52. Therefore, under these circumstances, the order passed by the Appellate Authority is highly illegal, perverse and runs contrary to the evidence on record. Therefore, under these circumstances, the order passed by the Appellate Authority suffers from serious illegality. The order passed by the Tribunal is perfunctory even opposed to the evidence on record.
53. Therefore, the order passed by the Appellate Authority conferring occupancy rights in respect of both the lands on respondents 3 and 4 and the order passed by the Tribunal conferring the occupancy rights on respondents 3 and 4 are set aside. The revision is allowed.
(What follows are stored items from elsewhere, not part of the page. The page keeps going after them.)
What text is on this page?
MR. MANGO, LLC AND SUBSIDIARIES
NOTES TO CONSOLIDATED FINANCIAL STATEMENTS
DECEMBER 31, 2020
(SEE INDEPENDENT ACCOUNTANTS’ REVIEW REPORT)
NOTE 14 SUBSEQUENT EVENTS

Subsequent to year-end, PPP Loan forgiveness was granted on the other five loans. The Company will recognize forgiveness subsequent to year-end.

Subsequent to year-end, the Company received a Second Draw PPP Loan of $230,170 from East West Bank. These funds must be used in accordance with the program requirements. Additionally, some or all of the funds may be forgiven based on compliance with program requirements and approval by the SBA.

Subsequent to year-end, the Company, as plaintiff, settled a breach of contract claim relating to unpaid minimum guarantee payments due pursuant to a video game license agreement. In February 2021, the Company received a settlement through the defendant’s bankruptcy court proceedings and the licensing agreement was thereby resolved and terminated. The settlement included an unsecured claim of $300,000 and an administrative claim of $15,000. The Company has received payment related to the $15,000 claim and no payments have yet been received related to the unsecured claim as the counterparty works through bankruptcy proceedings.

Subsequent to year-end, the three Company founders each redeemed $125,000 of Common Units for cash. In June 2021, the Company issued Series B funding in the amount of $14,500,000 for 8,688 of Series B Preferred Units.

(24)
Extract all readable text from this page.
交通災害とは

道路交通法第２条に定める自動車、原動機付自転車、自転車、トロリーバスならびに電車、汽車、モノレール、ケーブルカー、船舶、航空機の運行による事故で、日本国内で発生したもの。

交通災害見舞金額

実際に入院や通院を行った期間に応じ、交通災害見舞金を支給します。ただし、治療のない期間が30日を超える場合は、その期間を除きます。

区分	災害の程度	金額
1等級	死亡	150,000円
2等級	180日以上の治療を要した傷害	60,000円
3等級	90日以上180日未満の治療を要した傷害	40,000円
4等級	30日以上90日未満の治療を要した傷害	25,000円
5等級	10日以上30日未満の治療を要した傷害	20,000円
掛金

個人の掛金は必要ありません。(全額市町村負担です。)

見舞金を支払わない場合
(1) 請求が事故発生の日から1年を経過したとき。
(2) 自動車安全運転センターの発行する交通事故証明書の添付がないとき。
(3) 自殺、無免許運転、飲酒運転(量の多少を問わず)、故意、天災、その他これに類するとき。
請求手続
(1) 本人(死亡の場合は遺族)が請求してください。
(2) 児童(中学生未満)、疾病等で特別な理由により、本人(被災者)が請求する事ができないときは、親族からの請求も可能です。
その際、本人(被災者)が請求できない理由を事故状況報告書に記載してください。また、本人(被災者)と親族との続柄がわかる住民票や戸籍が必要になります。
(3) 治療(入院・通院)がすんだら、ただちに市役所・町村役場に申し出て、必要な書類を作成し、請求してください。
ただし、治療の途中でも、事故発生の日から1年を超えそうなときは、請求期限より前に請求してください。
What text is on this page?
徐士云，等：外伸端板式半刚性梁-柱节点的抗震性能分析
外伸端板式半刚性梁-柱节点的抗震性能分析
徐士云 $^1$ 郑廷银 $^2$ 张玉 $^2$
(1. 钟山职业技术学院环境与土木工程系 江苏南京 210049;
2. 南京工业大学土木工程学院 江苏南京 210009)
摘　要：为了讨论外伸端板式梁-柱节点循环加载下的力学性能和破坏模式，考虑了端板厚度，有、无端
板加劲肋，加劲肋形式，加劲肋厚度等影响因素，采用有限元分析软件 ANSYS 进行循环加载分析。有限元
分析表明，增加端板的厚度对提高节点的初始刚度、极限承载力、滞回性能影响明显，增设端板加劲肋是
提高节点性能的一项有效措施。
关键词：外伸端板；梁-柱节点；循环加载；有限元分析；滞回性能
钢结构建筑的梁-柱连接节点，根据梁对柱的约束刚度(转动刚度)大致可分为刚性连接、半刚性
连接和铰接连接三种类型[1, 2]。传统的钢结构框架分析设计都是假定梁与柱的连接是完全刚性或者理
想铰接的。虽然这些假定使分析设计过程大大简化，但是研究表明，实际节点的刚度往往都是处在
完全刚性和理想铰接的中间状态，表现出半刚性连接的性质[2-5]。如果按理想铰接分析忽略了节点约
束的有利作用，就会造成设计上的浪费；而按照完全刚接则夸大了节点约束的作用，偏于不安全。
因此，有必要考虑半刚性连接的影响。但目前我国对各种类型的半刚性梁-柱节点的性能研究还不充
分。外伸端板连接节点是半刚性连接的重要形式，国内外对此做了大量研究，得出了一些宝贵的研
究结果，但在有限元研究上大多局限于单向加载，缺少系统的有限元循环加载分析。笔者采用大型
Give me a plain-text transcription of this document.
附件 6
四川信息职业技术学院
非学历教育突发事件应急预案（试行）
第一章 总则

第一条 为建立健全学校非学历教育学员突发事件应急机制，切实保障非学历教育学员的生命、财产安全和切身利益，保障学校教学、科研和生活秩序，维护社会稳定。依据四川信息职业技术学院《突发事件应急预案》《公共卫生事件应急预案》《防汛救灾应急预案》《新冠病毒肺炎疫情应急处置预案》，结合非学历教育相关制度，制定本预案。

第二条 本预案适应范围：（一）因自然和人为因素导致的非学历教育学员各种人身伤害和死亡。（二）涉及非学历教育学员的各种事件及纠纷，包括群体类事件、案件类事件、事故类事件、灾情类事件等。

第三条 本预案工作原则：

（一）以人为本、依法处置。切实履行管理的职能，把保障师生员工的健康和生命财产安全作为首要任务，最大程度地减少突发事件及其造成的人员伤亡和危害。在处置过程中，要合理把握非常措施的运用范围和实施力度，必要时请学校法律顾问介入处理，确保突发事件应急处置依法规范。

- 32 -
The applications filed by respondents 3 and 4 in Form No. 7 for conferment of occupancy rights in regard to both the lands are dismissed.
54. All the parties are ordered to bear their own costs throughout.
55. At this stage, the learned Counsel Sri Mandagi sought for stay of the operation of this order submitting that his clients desire to approach the Supreme Court. Whenever a party desires to approach the Supreme Court, an opportunity should not be denied to such a party. Therefore, under these circumstances, the operation of the present order is stayed till 10th of June, 1987.